1. “Don’t Dream It’s Over” (Crowded House, 1986)

“Don’t Dream It’s Over” is an obvious choice for #1, right? But what you gonna do? It’s Neil Finn’s “Yesterday”, which, he said, “fell out literally without me thinking about it too much.” It’s an undisputed classic that’s been covered in the region of 104 times, by such artists as Sixpence None The Richer and Diana Krall, and it was a massive international success as a single in 1987. It justifiably reached #1 in New Zealand, and #2 on the US Billboard Hot 100, though it only peaked at #27 in the UK Top 40, lagging far behind The Firm’s “Star Trekkin'”, Bruce Willis’s version of “Under the Boardwalk”, and Samantha Fox’s “Nothing’s Gonna Stop Me Now”. Who can say why?

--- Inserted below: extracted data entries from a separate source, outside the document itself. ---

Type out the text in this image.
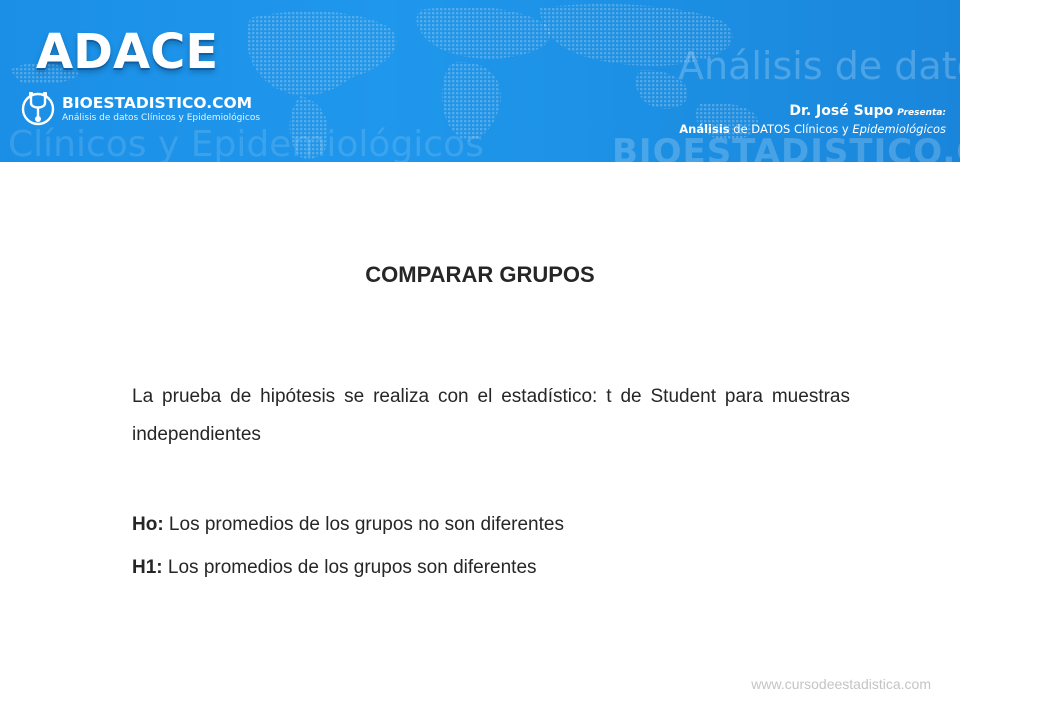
Análisis de datos

Clínicos y Epidemiológicos	BIOESTADISTICO.COM

ADACE

BIOESTADISTICO.COM

Análisis de datos Clínicos y Epidemiológicos	Dr. José Supo Presenta:

Análisis de DATOS Clínicos y Epidemiológicos

COMPARAR GRUPOS

La prueba de hipótesis se realiza con el estadístico: t de Student para muestras independientes

Ho: Los promedios de los grupos no son diferentes

H1: Los promedios de los grupos son diferentes

www.cursodeestadistica.com
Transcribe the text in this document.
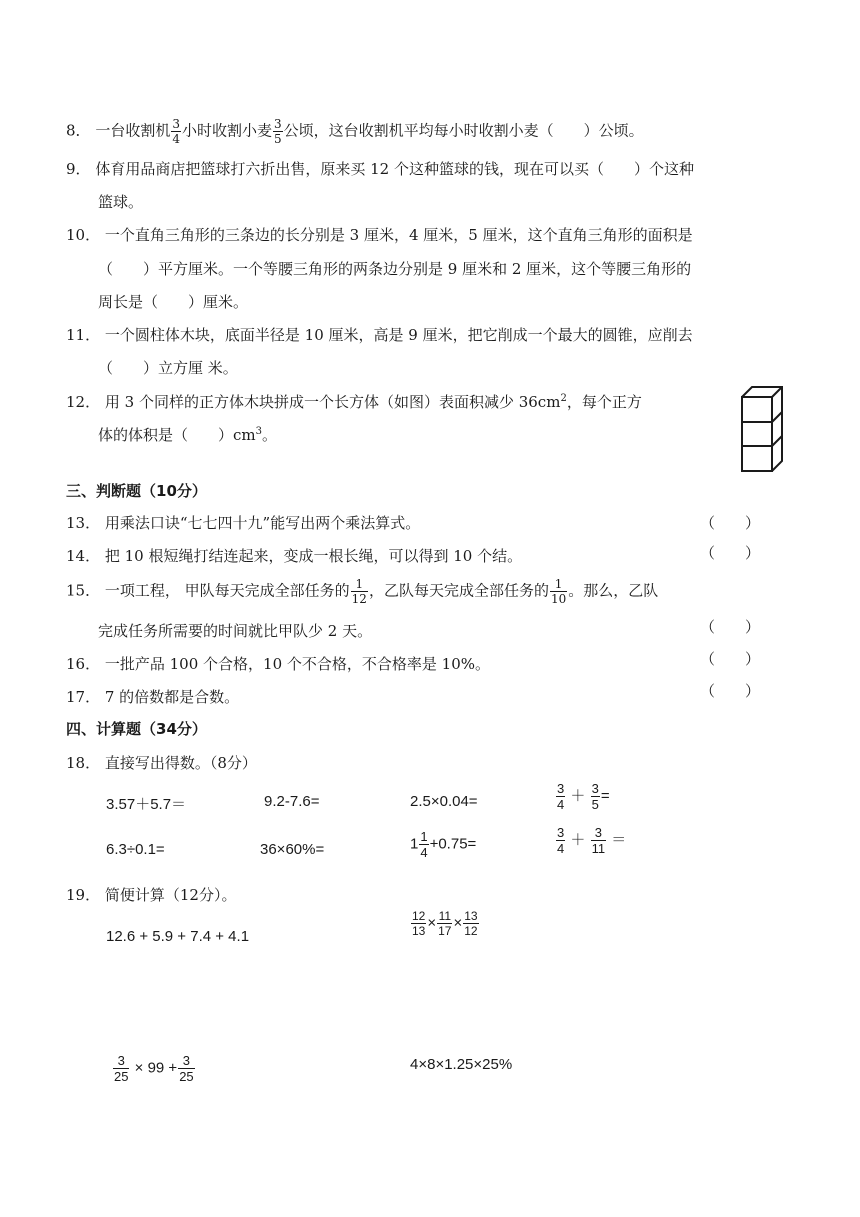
8． 一台收割机 $\frac{3}{4}$ 小时收割小麦 $\frac{3}{5}$ 公顷，这台收割机平均每小时收割小麦（　　）公顷。
9． 体育用品商店把篮球打六折出售，原来买 12 个这种篮球的钱，现在可以买（　　）个这种
篮球。
10． 一个直角三角形的三条边的长分别是 3 厘米，4 厘米，5 厘米，这个直角三角形的面积是
（　　）平方厘米。一个等腰三角形的两条边分别是 9 厘米和 2 厘米，这个等腰三角形的
周长是（　　）厘米。
11． 一个圆柱体木块，底面半径是 10 厘米，高是 9 厘米，把它削成一个最大的圆锥，应削去
（　　）立方厘 米。
12． 用 3 个同样的正方体木块拼成一个长方体（如图）表面积减少 $36cm^2$，每个正方
体的体积是（　　）$cm^3$。
三、判断题（10分）
13． 用乘法口诀“七七四十九”能写出两个乘法算式。	（　　）
14． 把 10 根短绳打结连起来，变成一根长绳，可以得到 10 个结。	（　　）
15． 一项工程， 甲队每天完成全部任务的 $\frac{1}{12}$ ，乙队每天完成全部任务的 $\frac{1}{10}$ 。那么，乙队
完成任务所需要的时间就比甲队少 2 天。	（　　）
16． 一批产品 100 个合格，10 个不合格，不合格率是 10%。	（　　）
17． 7 的倍数都是合数。	（　　）
四、计算题（34分）
18． 直接写出得数。（8分）
3.57＋5.7＝	9.2-7.6=	2.5×0.04=	$\frac{3}{4} + \frac{3}{5}$ =
6.3÷0.1=	36×60%=	$1 \frac{1}{4} +0.75=$	$\frac{3}{4} + \frac{3}{11}$ ＝
19． 简便计算（12分）。
12.6 + 5.9 + 7.4 + 4.1	$\frac{12}{13} \times \frac{11}{17} \times \frac{13}{12}$
$\frac{3}{25} \times 99 + \frac{3}{25}$	4×8×1.25×25%
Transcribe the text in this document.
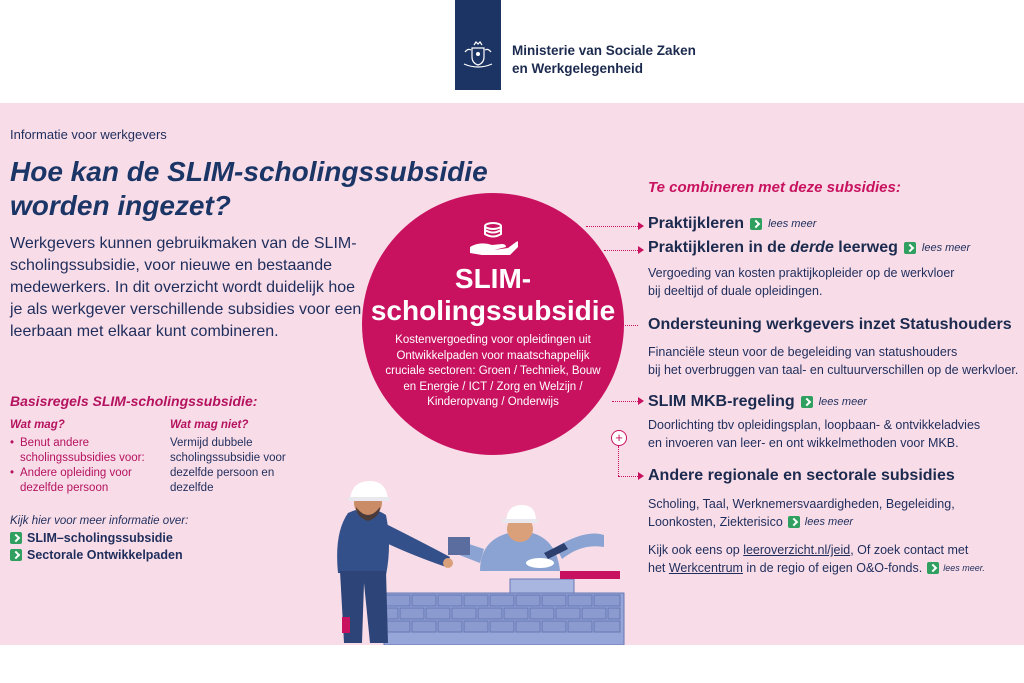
Ministerie van Sociale Zaken
en Werkgelegenheid
Informatie voor werkgevers
Hoe kan de SLIM-scholingssubsidie worden ingezet?

Werkgevers kunnen gebruikmaken van de SLIM-scholingssubsidie, voor nieuwe en bestaande medewerkers. In dit overzicht wordt duidelijk hoe je als werkgever verschillende subsidies voor een leerbaan met elkaar kunt combineren.

Basisregels SLIM-scholingssubsidie:
Wat mag?
• Benut andere scholingssubsidies voor:
• Andere opleiding voor dezelfde persoon
Wat mag niet?
Vermijd dubbele scholingssubsidie voor dezelfde persoon en dezelfde
Kijk hier voor meer informatie over:
SLIM–scholingssubsidie
Sectorale Ontwikkelpaden
SLIM-
scholingssubsidie
Kostenvergoeding voor opleidingen uit Ontwikkelpaden voor maatschappelijk cruciale sectoren: Groen / Techniek, Bouw en Energie / ICT / Zorg en Welzijn / Kinderopvang / Onderwijs
+
Te combineren met deze subsidies:
Praktijkleren lees meer
Praktijkleren in de derde leerweg lees meer
Vergoeding van kosten praktijkopleider op de werkvloer
bij deeltijd of duale opleidingen.
Ondersteuning werkgevers inzet Statushouders
Financiële steun voor de begeleiding van statushouders
bij het overbruggen van taal- en cultuurverschillen op de werkvloer.
SLIM MKB-regeling lees meer
Doorlichting tbv opleidingsplan, loopbaan- & ontvikkeladvies
en invoeren van leer- en ont wikkelmethoden voor MKB.
Andere regionale en sectorale subsidies
Scholing, Taal, Werknemersvaardigheden, Begeleiding,
Loonkosten, Ziekterisico lees meer
Kijk ook eens op leeroverzicht.nl/jeid, Of zoek contact met
het Werkcentrum in de regio of eigen O&O-fonds. lees meer.
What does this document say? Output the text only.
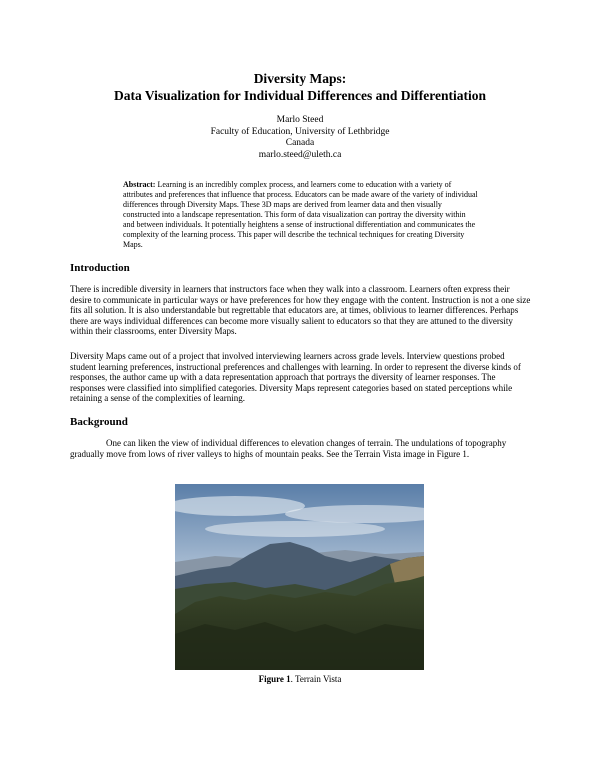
Diversity Maps:
Data Visualization for Individual Differences and Differentiation
Marlo Steed
Faculty of Education, University of Lethbridge
Canada
marlo.steed@uleth.ca
Abstract: Learning is an incredibly complex process, and learners come to education with a variety of attributes and preferences that influence that process. Educators can be made aware of the variety of individual differences through Diversity Maps. These 3D maps are derived from learner data and then visually constructed into a landscape representation. This form of data visualization can portray the diversity within and between individuals. It potentially heightens a sense of instructional differentiation and communicates the complexity of the learning process. This paper will describe the technical techniques for creating Diversity Maps.
Introduction
There is incredible diversity in learners that instructors face when they walk into a classroom. Learners often express their desire to communicate in particular ways or have preferences for how they engage with the content. Instruction is not a one size fits all solution. It is also understandable but regrettable that educators are, at times, oblivious to learner differences. Perhaps there are ways individual differences can become more visually salient to educators so that they are attuned to the diversity within their classrooms, enter Diversity Maps.
Diversity Maps came out of a project that involved interviewing learners across grade levels. Interview questions probed student learning preferences, instructional preferences and challenges with learning. In order to represent the diverse kinds of responses, the author came up with a data representation approach that portrays the diversity of learner responses. The responses were classified into simplified categories. Diversity Maps represent categories based on stated perceptions while retaining a sense of the complexities of learning.
Background
One can liken the view of individual differences to elevation changes of terrain. The undulations of topography gradually move from lows of river valleys to highs of mountain peaks. See the Terrain Vista image in Figure 1.
Figure 1. Terrain Vista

Despite that, the enduring appeal of the Neil Finn masterpiece, from the very first Crowded House album, lies in its almost anthemic quality, while being possessed of the kind of enigmatic lyrical complexity to generate scores of YouTube comments and ensure it’s as pored over as any great Dylan number. It sounds romantic, for sure, but it also packs the punch of a protest song, with its emotive allusions to personal freedom and political freedom, a battle ahead, “tales of war and of waste” in the newspaper, and wanting to “turn right over to the TV page”. That’s why it made total sense when Paul Young performed it at the Nelson Mandela 70th Birthday Tribute Concert at Wembley Stadium in June 1988, to a televised audience of 600 million. That’s why it makes total sense today.